One-Time Moms Facing Secondary Infertility

After giving birth to her first child 11 years ago, Julia Indichova was trying desperately — and unsuccessfully — to have a second.

Doctors said she had no chance of conceiving another child, because of her age, 42, and a high hormone level.

Indichova was facing something known as "secondary infertility." The term refers to infertility in women who became pregnant at an earlier stage of their life but are now having difficulty conceiving. By some estimates, the problem accounts for one-third of all visits to fertility specialists. An estimated 3 million couples struggle with secondary infertility, almost double the number from 1995.

Indichova succeeded in finding her own path to becoming pregnant for a second time, which for her consisted of practicing both vegetarianism and yoga. She has written a book about her experience, Inconceivable: A Woman's Triumph over Despair and Statistics, and teaches classes to other mothers dealing with secondary infertility.

Late Start on Motherhood

Dr. Sami David, a fertility specialist from Mount Sinai Hospital in New York who has treated many women with secondary infertility, said the numbers are on the rise for a reason.

"It is often because women are waiting longer to start having children," David said.

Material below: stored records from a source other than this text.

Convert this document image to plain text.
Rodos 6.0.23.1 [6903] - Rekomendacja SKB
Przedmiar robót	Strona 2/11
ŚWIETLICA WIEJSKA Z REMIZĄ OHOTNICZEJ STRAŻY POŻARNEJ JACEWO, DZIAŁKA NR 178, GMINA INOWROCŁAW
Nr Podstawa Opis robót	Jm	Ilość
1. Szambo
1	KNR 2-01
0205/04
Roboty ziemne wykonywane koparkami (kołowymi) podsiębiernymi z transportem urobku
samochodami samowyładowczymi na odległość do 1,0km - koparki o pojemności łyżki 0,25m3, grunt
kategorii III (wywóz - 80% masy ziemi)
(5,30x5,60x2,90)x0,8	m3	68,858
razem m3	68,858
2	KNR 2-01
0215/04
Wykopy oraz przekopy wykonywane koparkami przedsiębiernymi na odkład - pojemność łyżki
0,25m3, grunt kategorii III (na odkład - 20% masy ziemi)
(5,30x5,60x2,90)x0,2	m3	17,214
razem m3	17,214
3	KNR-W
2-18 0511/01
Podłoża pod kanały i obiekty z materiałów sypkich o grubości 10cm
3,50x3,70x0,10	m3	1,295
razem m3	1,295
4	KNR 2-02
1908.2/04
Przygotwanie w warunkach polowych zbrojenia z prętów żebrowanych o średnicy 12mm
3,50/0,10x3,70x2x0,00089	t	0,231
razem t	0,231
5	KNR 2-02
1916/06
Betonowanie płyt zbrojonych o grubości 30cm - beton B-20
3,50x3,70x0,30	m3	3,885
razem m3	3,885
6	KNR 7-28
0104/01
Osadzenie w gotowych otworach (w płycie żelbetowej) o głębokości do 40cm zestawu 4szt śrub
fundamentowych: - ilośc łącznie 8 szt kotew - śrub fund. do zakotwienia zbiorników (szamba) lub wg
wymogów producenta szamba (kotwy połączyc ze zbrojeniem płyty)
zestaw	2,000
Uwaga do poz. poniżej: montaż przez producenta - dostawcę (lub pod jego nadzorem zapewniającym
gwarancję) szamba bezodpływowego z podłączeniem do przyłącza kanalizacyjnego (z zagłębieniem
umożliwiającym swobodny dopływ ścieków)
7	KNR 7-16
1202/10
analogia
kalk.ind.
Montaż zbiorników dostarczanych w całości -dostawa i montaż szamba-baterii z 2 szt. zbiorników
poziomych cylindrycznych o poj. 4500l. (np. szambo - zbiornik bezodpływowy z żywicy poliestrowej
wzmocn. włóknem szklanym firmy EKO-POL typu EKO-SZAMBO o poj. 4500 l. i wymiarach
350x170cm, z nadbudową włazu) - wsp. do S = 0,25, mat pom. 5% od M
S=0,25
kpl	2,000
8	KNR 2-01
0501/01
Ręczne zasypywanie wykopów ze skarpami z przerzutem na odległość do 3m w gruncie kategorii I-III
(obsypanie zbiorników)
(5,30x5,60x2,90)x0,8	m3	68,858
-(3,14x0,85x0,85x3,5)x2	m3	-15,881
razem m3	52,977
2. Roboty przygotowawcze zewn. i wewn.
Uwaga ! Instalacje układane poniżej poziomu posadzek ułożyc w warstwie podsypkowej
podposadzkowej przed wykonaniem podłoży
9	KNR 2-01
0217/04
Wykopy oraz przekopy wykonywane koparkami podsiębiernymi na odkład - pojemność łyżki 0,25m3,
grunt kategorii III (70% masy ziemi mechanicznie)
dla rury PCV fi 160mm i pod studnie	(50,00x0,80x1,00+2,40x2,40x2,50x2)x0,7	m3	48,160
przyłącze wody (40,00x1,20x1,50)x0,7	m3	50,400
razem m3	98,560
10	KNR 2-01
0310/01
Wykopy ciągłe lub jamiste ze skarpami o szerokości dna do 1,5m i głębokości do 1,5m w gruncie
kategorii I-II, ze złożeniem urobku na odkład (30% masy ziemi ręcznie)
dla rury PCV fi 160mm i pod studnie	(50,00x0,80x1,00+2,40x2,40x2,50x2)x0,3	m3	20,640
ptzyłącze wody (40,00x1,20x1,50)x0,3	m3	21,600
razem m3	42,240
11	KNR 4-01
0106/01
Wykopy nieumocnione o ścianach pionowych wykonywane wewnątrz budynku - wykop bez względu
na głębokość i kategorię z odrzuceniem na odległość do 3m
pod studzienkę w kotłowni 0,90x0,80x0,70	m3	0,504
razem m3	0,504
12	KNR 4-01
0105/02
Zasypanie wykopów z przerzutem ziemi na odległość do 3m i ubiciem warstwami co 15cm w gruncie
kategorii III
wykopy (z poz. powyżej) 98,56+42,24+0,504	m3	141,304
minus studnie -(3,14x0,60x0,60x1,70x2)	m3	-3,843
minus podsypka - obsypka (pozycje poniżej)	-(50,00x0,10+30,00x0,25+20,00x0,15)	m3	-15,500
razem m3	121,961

Most of his patients had their first child when they were about 35, then waited several years to have a second. But by ages 39 or 40, it becomes more difficult to conceive.

Often, doctors can pinpoint the problem by looking at the woman's medical history, along with the man's.

"Find out if anything has happened to either of their lives or their health in the interim," David said. "[Women] might have hormonal problems, or the quality of their eggs may have declined."

Doctors will typically ask whether a woman's menstrual cycle has changed, and measure her hormones with blood tests. Progesterone is the most important hormone involved in pregnancy, and a low progesterone level is the most common cause for secondary infertility. The low levels occur either because of a woman's age or from too much strenuous exercise, David said.

Process of Elimination

There is usually more than one factor to blame, so you have to go through the possibilities and eliminate them one by one, David said. The man could be causing the problem.

"If the man has a varicose vein, a vein around the testes, the sperm may be adequate on their first achievement of a pregnancy," David said. "Then subsequently, three or four years later that same vein is now creating semen that is not quite as good quality. So you have to turn towards the male in the partnership as well and see if he is still as good as he was, say, three years, four years, earlier."

The cause could also be the husband having a genetic disorder which results in chromosomal damage, or a thyroid problem that can make a man's testosterone level drop. It could also be environmental: Jacuzzi baths can affect a man's sperm.

"Then you look into other possibilities, infections," David said. "Even the minor infections may cause difficulty."